Rajiv Vinayak

Personal information
- Born: 29 September 1964 (age 61) Delhi, India
- Height: 5 ft 11 in (1.80 m)
- Batting: Right-handed
- Role: Wicket-keeper

Domestic team information
- 1986/87–1995/96: Delhi
- 1993/94–1994/95: Services

Career statistics
| Competition | FC | List A |
| Matches | 50 | 22 |
| Runs scored | 1,568 | 207 |
| Batting average | 33.36 | 25.87 |
| 100s/50s | 2/11 | 0/1 |
| Top score | 103* | 78* |
| Balls bowled | 18 | – |
| Wickets | 0 | – |
| Bowling average | – | – |
| 5 wickets in innings | – | – |
| 10 wickets in match | – | n/a |
| Best bowling | – | – |
| Catches/stumpings | 73/17 | 15/9 |
- Source: ESPNcricinfo, 14 January 2016

= Rajiv Vinayak =

Indian cricketer

Rajiv Vinayak (born 29 September 1964) is an Indian former first-class cricketer who played for Delhi and Services. After retirement, he worked as a coach with the Delhi District Cricket Association.

==Career==
Vinayak played as a wicket-keeper batsman in 50 first-class and 22 List A matches. He represented Delhi from 1986/87 to 1992/93, followed by Services for 1993/94 and 1994/95 seasons. He then returned to play for Delhi in 1995/96. He was a member of the Delhi team that won the 1988–89 Ranji Trophy and 1991–92 Ranji Trophy.
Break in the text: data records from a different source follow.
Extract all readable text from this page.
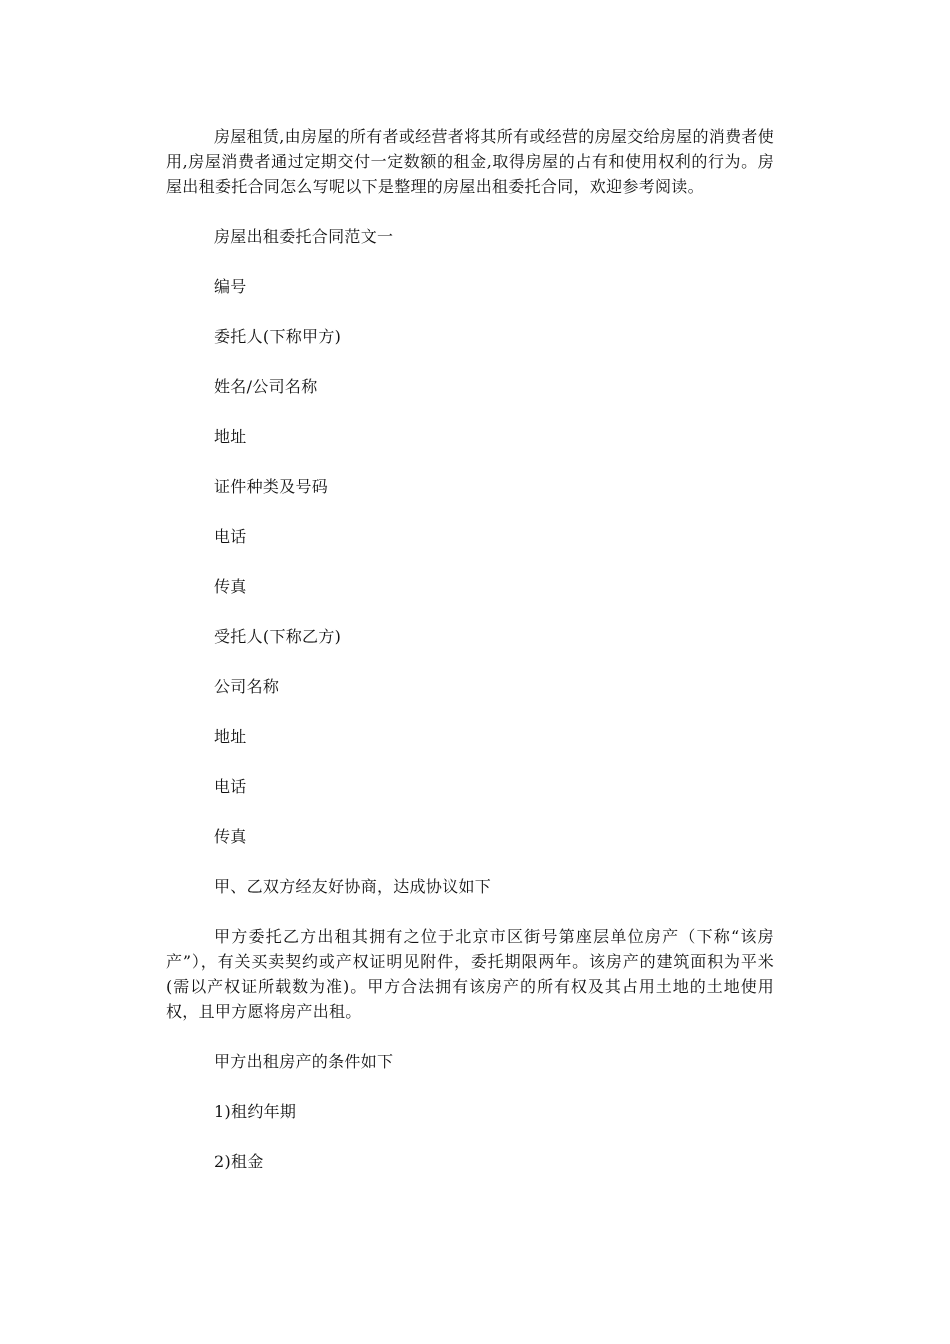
房屋租赁,由房屋的所有者或经营者将其所有或经营的房屋交给房屋的消费者使用,房屋消费者通过定期交付一定数额的租金,取得房屋的占有和使用权利的行为。房屋出租委托合同怎么写呢以下是整理的房屋出租委托合同，欢迎参考阅读。

房屋出租委托合同范文一

编号

委托人(下称甲方)

姓名/公司名称

地址

证件种类及号码

电话

传真

受托人(下称乙方)

公司名称

地址

电话

传真

甲、乙双方经友好协商，达成协议如下

甲方委托乙方出租其拥有之位于北京市区街号第座层单位房产（下称“该房产”），有关买卖契约或产权证明见附件，委托期限两年。该房产的建筑面积为平米(需以产权证所载数为准)。甲方合法拥有该房产的所有权及其占用土地的土地使用权，且甲方愿将房产出租。

甲方出租房产的条件如下

1)租约年期

2)租金
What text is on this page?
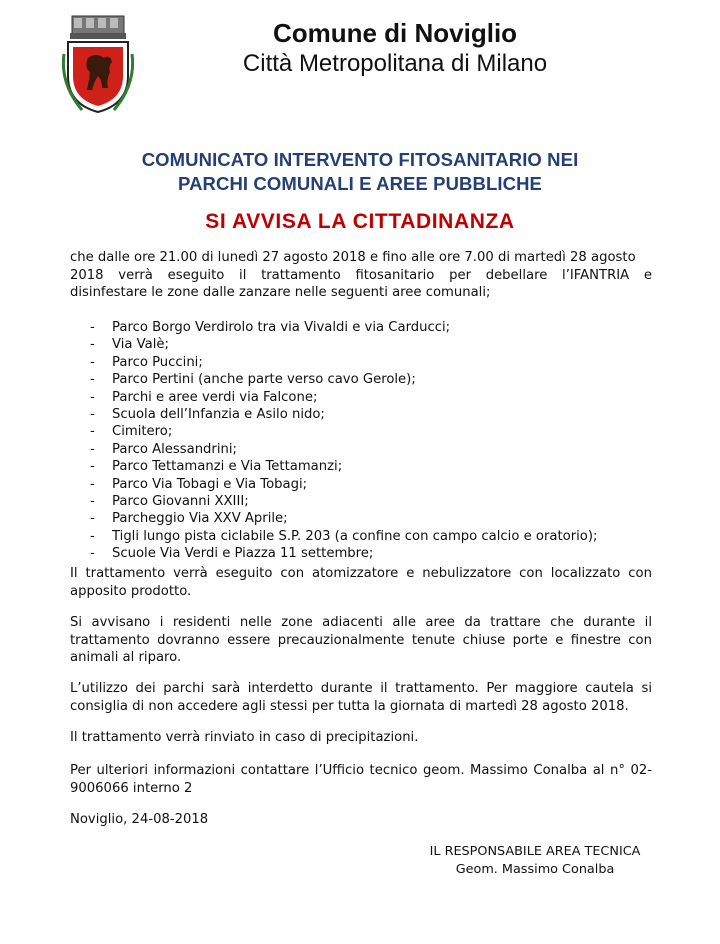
Comune di Noviglio
Città Metropolitana di Milano
COMUNICATO INTERVENTO FITOSANITARIO NEI
PARCHI COMUNALI E AREE PUBBLICHE
SI AVVISA LA CITTADINANZA
che dalle ore 21.00 di lunedì 27 agosto 2018 e fino alle ore 7.00 di martedì 28 agosto
2018 verrà eseguito il trattamento fitosanitario per debellare l’IFANTRIA e
disinfestare le zone dalle zanzare nelle seguenti aree comunali;
- Parco Borgo Verdirolo tra via Vivaldi e via Carducci;
- Via Valè;
- Parco Puccini;
- Parco Pertini (anche parte verso cavo Gerole);
- Parchi e aree verdi via Falcone;
- Scuola dell’Infanzia e Asilo nido;
- Cimitero;
- Parco Alessandrini;
- Parco Tettamanzi e Via Tettamanzi;
- Parco Via Tobagi e Via Tobagi;
- Parco Giovanni XXIII;
- Parcheggio Via XXV Aprile;
- Tigli lungo pista ciclabile S.P. 203 (a confine con campo calcio e oratorio);
- Scuole Via Verdi e Piazza 11 settembre;
Il trattamento verrà eseguito con atomizzatore e nebulizzatore con localizzato con apposito prodotto.
Si avvisano i residenti nelle zone adiacenti alle aree da trattare che durante il trattamento dovranno essere precauzionalmente tenute chiuse porte e finestre con animali al riparo.
L’utilizzo dei parchi sarà interdetto durante il trattamento. Per maggiore cautela si consiglia di non accedere agli stessi per tutta la giornata di martedì 28 agosto 2018.
Il trattamento verrà rinviato in caso di precipitazioni.
Per ulteriori informazioni contattare l’Ufficio tecnico geom. Massimo Conalba al n° 02-9006066 interno 2
Noviglio, 24-08-2018
IL RESPONSABILE AREA TECNICA
Geom. Massimo Conalba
After retirement, Vinayak became a cricket coach and worked for Delhi District Cricket Association. He worked as Delhi senior team manager in early-2000s and became the junior team coach in 2005. He became the assistant coach of the Delhi senior team in 2006/07. In 2013, he made a comeback as assistant coach of Delhi.